The monitoring and evaluation course formed part of a five year HIV and AIDS Monitoring and Evaluation (GHAME) training organised by the Ghana Aids Commission (GAC) with support from the Centre for Disease Control and Prevention, USA, Morehouse School of Medicine (MSM), USA and the School of Public Health (SPH), University of Ghana.
It was aimed at giving participants the skills necessary to go out into the community and help HIV/AIDS programmes to be successful through effective monitoring and evaluation.
When the project and training classes started in 2010, it originally had 50 participants. By 2010, the number of participants in the course had grown to almost 150.
The Director General of GAC, Dr Angela El-Adas, addressing participants at the closing ceremony of the last course in Accra described GHAME’s mission as one that seeks to ‘measure, evaluate, and generate’ strategies of HIV prevention, awareness, and destigmatisation.
She said the programme had helped the Commission to bring people together and give them hands-on capacity to impact the M&E system in the country.
‘It is difficult to make progress when you don’t know who you are and this programme has come to address that gap in monitoring our progress,’ she said.

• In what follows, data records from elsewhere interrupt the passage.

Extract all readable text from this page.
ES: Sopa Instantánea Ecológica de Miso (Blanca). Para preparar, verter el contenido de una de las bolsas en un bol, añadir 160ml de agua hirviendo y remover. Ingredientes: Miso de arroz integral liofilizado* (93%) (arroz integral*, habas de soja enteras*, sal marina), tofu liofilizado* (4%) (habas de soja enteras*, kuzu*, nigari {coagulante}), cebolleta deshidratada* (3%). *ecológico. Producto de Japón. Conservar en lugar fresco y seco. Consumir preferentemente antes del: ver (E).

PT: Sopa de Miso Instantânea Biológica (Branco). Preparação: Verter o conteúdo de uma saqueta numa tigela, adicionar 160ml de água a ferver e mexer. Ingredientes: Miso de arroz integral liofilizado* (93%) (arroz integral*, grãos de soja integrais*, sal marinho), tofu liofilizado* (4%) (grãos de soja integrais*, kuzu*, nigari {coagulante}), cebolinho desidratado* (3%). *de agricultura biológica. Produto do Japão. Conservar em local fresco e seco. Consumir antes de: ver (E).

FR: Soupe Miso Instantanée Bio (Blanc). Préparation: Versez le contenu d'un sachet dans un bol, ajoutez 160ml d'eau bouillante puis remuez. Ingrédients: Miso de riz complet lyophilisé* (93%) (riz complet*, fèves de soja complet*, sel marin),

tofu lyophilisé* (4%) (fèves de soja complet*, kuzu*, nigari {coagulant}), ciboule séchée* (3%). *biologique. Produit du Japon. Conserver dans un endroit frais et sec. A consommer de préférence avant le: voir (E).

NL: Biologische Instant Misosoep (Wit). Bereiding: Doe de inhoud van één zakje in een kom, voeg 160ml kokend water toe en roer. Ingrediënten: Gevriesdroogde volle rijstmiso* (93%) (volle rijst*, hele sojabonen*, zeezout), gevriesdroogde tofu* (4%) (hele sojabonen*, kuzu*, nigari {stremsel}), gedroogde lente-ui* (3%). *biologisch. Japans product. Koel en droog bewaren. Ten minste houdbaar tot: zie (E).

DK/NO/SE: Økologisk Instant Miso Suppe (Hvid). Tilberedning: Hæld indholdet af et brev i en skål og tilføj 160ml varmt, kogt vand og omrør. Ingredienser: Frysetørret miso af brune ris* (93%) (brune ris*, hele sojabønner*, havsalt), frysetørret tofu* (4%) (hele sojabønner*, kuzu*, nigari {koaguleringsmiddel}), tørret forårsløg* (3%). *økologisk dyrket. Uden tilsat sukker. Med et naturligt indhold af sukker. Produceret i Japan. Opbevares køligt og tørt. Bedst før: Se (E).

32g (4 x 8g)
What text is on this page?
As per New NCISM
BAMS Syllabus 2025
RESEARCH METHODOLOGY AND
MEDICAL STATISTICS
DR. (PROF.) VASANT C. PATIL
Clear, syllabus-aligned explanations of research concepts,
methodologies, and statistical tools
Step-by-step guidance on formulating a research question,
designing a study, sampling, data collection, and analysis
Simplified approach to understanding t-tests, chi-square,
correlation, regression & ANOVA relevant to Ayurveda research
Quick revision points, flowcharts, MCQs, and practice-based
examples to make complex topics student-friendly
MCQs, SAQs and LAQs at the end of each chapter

She, therefore, expressed her appreciation to the various institutions and individuals who have helped in the success of the five year programme.
Dr El-Adas was, however, hopeful the challenge of funding GHAME would be addressed, referring to the variety of organisations involved – the National HIV and AIDS response, GAC, CDC, MSM, and the University of Ghana’s School of Public Health.
Dr Phyllis Dako-Gyeke from the School of Public Health (SPH) presenting the overview of the project listed factors such as team teaching, learning by doing and a blend of both classroom education and fieldwork as reasons why the programme was so successful.
She said there would be follow-ups after participant’s completion of the programme.
‘Three months after any new work plan is implemented, it is required to present a progress report,’ she said.
The Dean of School of Public Health, Prof Richard Adanu, added that collaboration is the only key to the programme’s success.
‘Sometimes for programmes to be successful, we need champions,’ he said.